Sara Georgini Defends Dissertation, Accepts Series Editor Position at Adams Papers

SEG Photo[4]     On Wednesday, April 6, graduate student Sara Georgini successfully defended her doctoral dissertation, “Household Gods: Creating Adams Family Religion in the American Republic, 1583-1927.” Over the course of the long nineteenth century, American Christianity changed dramatically, leaving lasting imprints on how families lived, worked, played, and prayed. As America’s prolific “first family,” the Adamses of Massachusetts were key interpreters of the place of religion within a rapidly changing American republic facing denominational turf wars, anti-Catholic violence, a burgeoning market economy, Civil War, shifting gender roles, and the collapse of providentialism. Constant globe-trotters who documented their cultural travels, the Adamses developed a cosmopolitan Christianity that blended discovery and criticism, faith and doubt. As Georgini explains, the Adamses’ cosmopolitan encounters led them to become leading lay critics of New England religion, even as they marshaled Christian rhetoric to sustain American democracy. While scholars have relied on “fringe” groups to explain the growth and democratization of American Christianity, little has been studied of seekers like the Adamses, transnational agents of American thought and culture who sought avidly among other faiths yet chose to stay within the mainline fold. This study offers a new perspective on the political dynasty, by mapping the religious journeys of Americans who looked for God in eclectic places and then made their return, greatly changed, to the family pew.

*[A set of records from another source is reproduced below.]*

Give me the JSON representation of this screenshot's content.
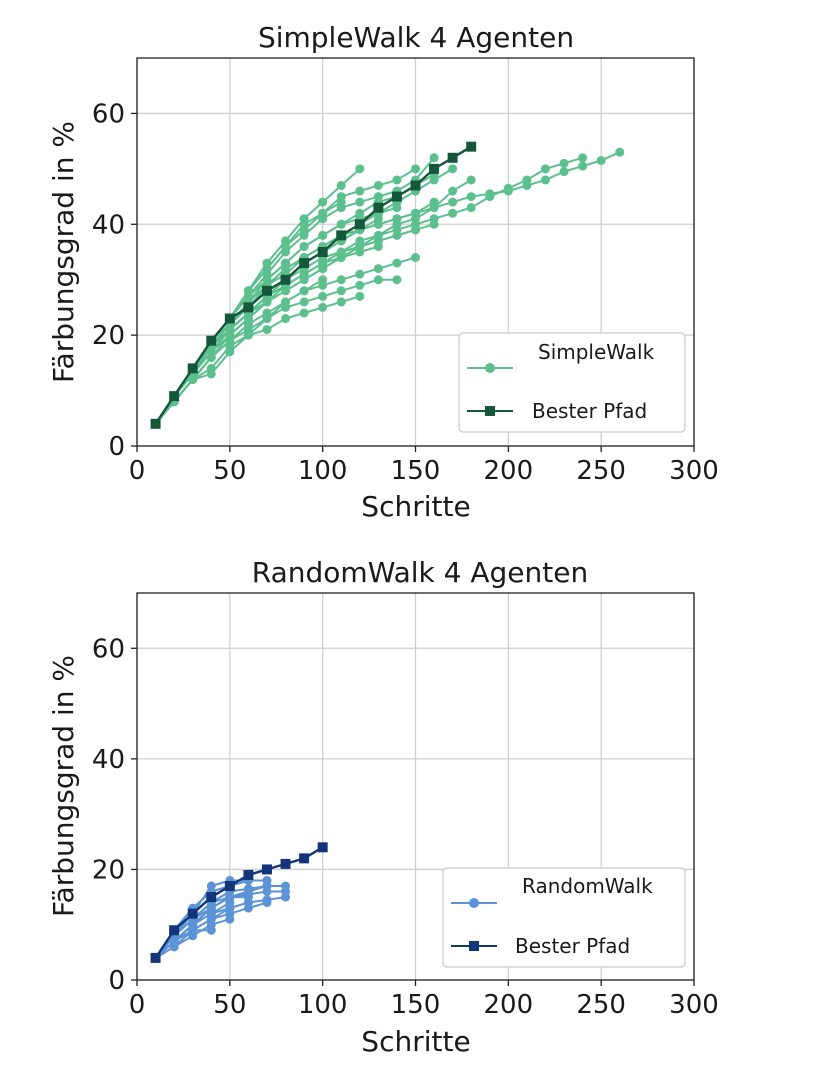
{
  "chart_data": [
    {
      "type": "line",
      "title": "SimpleWalk  4 Agenten",
      "xlabel": "Schritte",
      "ylabel": "Färbungsgrad in %",
      "xlim": [
        0,
        300
      ],
      "ylim": [
        0,
        70
      ],
      "xticks": [
        0,
        50,
        100,
        150,
        200,
        250,
        300
      ],
      "yticks": [
        0,
        20,
        40,
        60
      ],
      "grid": true,
      "legend_position": "lower-right",
      "legend": [
        "SimpleWalk",
        "Bester Pfad"
      ],
      "colors": {
        "runs": "#5cc08e",
        "best": "#15573b"
      },
      "series": [
        {
          "name": "SimpleWalk",
          "x": [
            10,
            20,
            30,
            40,
            50,
            60,
            70,
            80,
            90,
            100,
            110,
            120,
            130,
            140,
            150,
            160,
            170,
            180,
            190,
            200,
            210,
            220,
            230,
            240,
            250,
            260
          ],
          "y": [
            4,
            9,
            14,
            19,
            22,
            25,
            28,
            30,
            33,
            35,
            37,
            39,
            40,
            41,
            42,
            43,
            44,
            45,
            45.5,
            46,
            47,
            48,
            49.5,
            50.5,
            51.5,
            53
          ]
        },
        {
          "name": "SimpleWalk",
          "x": [
            10,
            20,
            30,
            40,
            50,
            60,
            70,
            80,
            90,
            100,
            110,
            120,
            130,
            140,
            150,
            160,
            170,
            180,
            190,
            200,
            210,
            220,
            230,
            240
          ],
          "y": [
            4,
            9,
            13,
            18,
            21,
            24,
            27,
            29,
            31,
            33,
            35,
            37,
            38,
            39,
            40,
            41,
            42,
            43,
            45,
            46.5,
            48,
            50,
            51,
            52
          ]
        },
        {
          "name": "SimpleWalk",
          "x": [
            10,
            20,
            30,
            40,
            50,
            60,
            70,
            80,
            90,
            100,
            110,
            120,
            130,
            140,
            150,
            160,
            170,
            180
          ],
          "y": [
            4,
            9,
            13,
            18,
            21,
            24,
            26,
            28,
            30,
            32,
            34,
            36,
            38,
            40,
            41,
            43,
            46,
            48
          ]
        },
        {
          "name": "SimpleWalk",
          "x": [
            10,
            20,
            30,
            40,
            50,
            60,
            70,
            80,
            90,
            100,
            110,
            120,
            130,
            140,
            150,
            160,
            170
          ],
          "y": [
            4,
            9,
            14,
            19,
            23,
            27,
            30,
            33,
            36,
            38,
            40,
            41,
            42,
            44,
            46,
            48,
            50
          ]
        },
        {
          "name": "SimpleWalk",
          "x": [
            10,
            20,
            30,
            40,
            50,
            60,
            70,
            80,
            90,
            100,
            110,
            120
          ],
          "y": [
            4,
            9,
            14,
            19,
            23,
            28,
            33,
            37,
            41,
            44,
            47,
            50
          ]
        },
        {
          "name": "SimpleWalk",
          "x": [
            10,
            20,
            30,
            40,
            50,
            60,
            70,
            80,
            90,
            100,
            110,
            120,
            130,
            140,
            150
          ],
          "y": [
            4,
            9,
            14,
            19,
            23,
            28,
            32,
            36,
            40,
            42,
            45,
            46,
            47,
            48,
            50
          ]
        },
        {
          "name": "SimpleWalk",
          "x": [
            10,
            20,
            30,
            40,
            50,
            60,
            70,
            80,
            90,
            100,
            110,
            120,
            130,
            140,
            150,
            160
          ],
          "y": [
            4,
            9,
            14,
            19,
            23,
            27,
            31,
            35,
            38,
            41,
            43,
            44,
            45,
            46,
            48,
            52
          ]
        },
        {
          "name": "SimpleWalk",
          "x": [
            10,
            20,
            30,
            40,
            50,
            60,
            70,
            80,
            90,
            100,
            110,
            120,
            130,
            140,
            150,
            160
          ],
          "y": [
            4,
            9,
            14,
            19,
            22,
            26,
            30,
            33,
            36,
            38,
            40,
            42,
            44,
            45,
            47,
            49
          ]
        },
        {
          "name": "SimpleWalk",
          "x": [
            10,
            20,
            30,
            40,
            50,
            60,
            70,
            80,
            90,
            100,
            110,
            120,
            130,
            140,
            150,
            160
          ],
          "y": [
            4,
            9,
            14,
            18,
            22,
            25,
            29,
            32,
            34,
            36,
            38,
            39,
            40,
            41,
            42,
            44
          ]
        },
        {
          "name": "SimpleWalk",
          "x": [
            10,
            20,
            30,
            40,
            50,
            60,
            70,
            80,
            90,
            100,
            110,
            120,
            130,
            140,
            150,
            160
          ],
          "y": [
            4,
            9,
            13,
            18,
            21,
            24,
            27,
            30,
            32,
            34,
            35,
            36,
            37,
            38,
            39,
            40
          ]
        },
        {
          "name": "SimpleWalk",
          "x": [
            10,
            20,
            30,
            40,
            50,
            60,
            70,
            80,
            90,
            100,
            110,
            120,
            130,
            140,
            150
          ],
          "y": [
            4,
            8,
            12,
            16,
            20,
            23,
            26,
            29,
            31,
            33,
            34,
            36,
            37,
            38,
            39
          ]
        },
        {
          "name": "SimpleWalk",
          "x": [
            10,
            20,
            30,
            40,
            50,
            60,
            70,
            80,
            90,
            100,
            110,
            120,
            130,
            140,
            150
          ],
          "y": [
            4,
            8,
            12,
            16,
            19,
            22,
            24,
            26,
            28,
            29,
            30,
            31,
            32,
            33,
            34
          ]
        },
        {
          "name": "SimpleWalk",
          "x": [
            10,
            20,
            30,
            40,
            50,
            60,
            70,
            80,
            90,
            100,
            110,
            120,
            130,
            140
          ],
          "y": [
            4,
            8,
            12,
            16,
            19,
            21,
            23,
            25,
            26,
            27,
            28,
            29,
            30,
            30
          ]
        },
        {
          "name": "SimpleWalk",
          "x": [
            10,
            20,
            30,
            40,
            50,
            60,
            70,
            80,
            90,
            100,
            110,
            120
          ],
          "y": [
            4,
            8,
            12,
            14,
            18,
            20,
            21,
            23,
            24,
            25,
            26,
            27
          ]
        },
        {
          "name": "SimpleWalk",
          "x": [
            10,
            20,
            30,
            40,
            50,
            60,
            70,
            80,
            90,
            100,
            110,
            120,
            130
          ],
          "y": [
            4,
            9,
            13,
            17,
            21,
            24,
            27,
            30,
            33,
            35,
            37,
            39,
            41
          ]
        },
        {
          "name": "SimpleWalk",
          "x": [
            10,
            20,
            30,
            40,
            50,
            60,
            70,
            80,
            90,
            100,
            110,
            120,
            130,
            140
          ],
          "y": [
            4,
            9,
            14,
            18,
            22,
            26,
            29,
            31,
            34,
            36,
            38,
            40,
            42,
            43
          ]
        },
        {
          "name": "SimpleWalk",
          "x": [
            10,
            20,
            30,
            40,
            50,
            60,
            70,
            80,
            90,
            100,
            110
          ],
          "y": [
            4,
            9,
            14,
            19,
            23,
            28,
            32,
            36,
            39,
            42,
            44
          ]
        },
        {
          "name": "SimpleWalk",
          "x": [
            10,
            20,
            30,
            40,
            50,
            60,
            70,
            80,
            90,
            100,
            110,
            120,
            130
          ],
          "y": [
            4,
            9,
            13,
            17,
            20,
            23,
            26,
            28,
            30,
            32,
            34,
            35,
            36
          ]
        },
        {
          "name": "SimpleWalk",
          "x": [
            10,
            20,
            30,
            40,
            50,
            60,
            70,
            80,
            90,
            100
          ],
          "y": [
            4,
            8,
            12,
            13,
            17,
            20,
            23,
            26,
            28,
            30
          ]
        },
        {
          "name": "Bester Pfad",
          "x": [
            10,
            20,
            30,
            40,
            50,
            60,
            70,
            80,
            90,
            100,
            110,
            120,
            130,
            140,
            150,
            160,
            170,
            180
          ],
          "y": [
            4,
            9,
            14,
            19,
            23,
            25,
            28,
            30,
            33,
            35,
            38,
            40,
            43,
            45,
            47,
            50,
            52,
            54
          ]
        }
      ]
    },
    {
      "type": "line",
      "title": "RandomWalk 4 Agenten",
      "xlabel": "Schritte",
      "ylabel": "Färbungsgrad in %",
      "xlim": [
        0,
        300
      ],
      "ylim": [
        0,
        70
      ],
      "xticks": [
        0,
        50,
        100,
        150,
        200,
        250,
        300
      ],
      "yticks": [
        0,
        20,
        40,
        60
      ],
      "grid": true,
      "legend_position": "lower-right",
      "legend": [
        "RandomWalk",
        "Bester Pfad"
      ],
      "colors": {
        "runs": "#5b93d6",
        "best": "#13357a"
      },
      "series": [
        {
          "name": "RandomWalk",
          "x": [
            10,
            20,
            30,
            40,
            50,
            60,
            70,
            80
          ],
          "y": [
            4,
            8,
            11,
            14,
            16,
            16.5,
            17,
            17
          ]
        },
        {
          "name": "RandomWalk",
          "x": [
            10,
            20,
            30,
            40,
            50,
            60,
            70,
            80
          ],
          "y": [
            4,
            7,
            10,
            12,
            13,
            14,
            14.5,
            15
          ]
        },
        {
          "name": "RandomWalk",
          "x": [
            10,
            20,
            30,
            40,
            50,
            60,
            70,
            80
          ],
          "y": [
            4,
            8,
            11,
            13,
            15,
            15.5,
            16,
            16
          ]
        },
        {
          "name": "RandomWalk",
          "x": [
            10,
            20,
            30,
            40,
            50,
            60,
            70
          ],
          "y": [
            4,
            7,
            9,
            11,
            12,
            13,
            14
          ]
        },
        {
          "name": "RandomWalk",
          "x": [
            10,
            20,
            30,
            40,
            50,
            60,
            70
          ],
          "y": [
            4,
            8,
            12,
            15,
            17,
            18,
            18
          ]
        },
        {
          "name": "RandomWalk",
          "x": [
            10,
            20,
            30,
            40,
            50,
            60
          ],
          "y": [
            4,
            9,
            13,
            16,
            17,
            18
          ]
        },
        {
          "name": "RandomWalk",
          "x": [
            10,
            20,
            30,
            40,
            50,
            60
          ],
          "y": [
            4,
            8,
            12,
            17,
            18,
            18
          ]
        },
        {
          "name": "RandomWalk",
          "x": [
            10,
            20,
            30,
            40,
            50,
            60
          ],
          "y": [
            4,
            7,
            10,
            13,
            15,
            16
          ]
        },
        {
          "name": "RandomWalk",
          "x": [
            10,
            20,
            30,
            40,
            50,
            60
          ],
          "y": [
            4,
            6,
            9,
            11,
            13,
            14
          ]
        },
        {
          "name": "RandomWalk",
          "x": [
            10,
            20,
            30,
            40,
            50
          ],
          "y": [
            4,
            6,
            8,
            10,
            11
          ]
        },
        {
          "name": "RandomWalk",
          "x": [
            10,
            20,
            30,
            40,
            50
          ],
          "y": [
            4,
            7,
            10,
            12,
            14
          ]
        },
        {
          "name": "RandomWalk",
          "x": [
            10,
            20,
            30,
            40,
            50,
            60
          ],
          "y": [
            4,
            8,
            11,
            14,
            15,
            15
          ]
        },
        {
          "name": "RandomWalk",
          "x": [
            10,
            20,
            30,
            40
          ],
          "y": [
            4,
            7,
            9,
            9
          ]
        },
        {
          "name": "RandomWalk",
          "x": [
            10,
            20,
            30,
            40,
            50,
            60,
            70
          ],
          "y": [
            4,
            7,
            10,
            13,
            15,
            16,
            17
          ]
        },
        {
          "name": "Bester Pfad",
          "x": [
            10,
            20,
            30,
            40,
            50,
            60,
            70,
            80,
            90,
            100
          ],
          "y": [
            4,
            9,
            12,
            15,
            17,
            19,
            20,
            21,
            22,
            24
          ]
        }
      ]
    }
  ]
}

     Georgini will receive her Ph.D. at commencement in May. She has accepted a full-time position as Series Editor of The Papers of John Adams, part of The Adams Papers editorial project at the Massachusetts Historical Society. She is a co-founder and contributor to The Junto: A Group Blog on Early American History and the Society for U.S. Intellectual History Blog. She tweets about public history, American religion, library life, and digital humanities: @sarageorgini.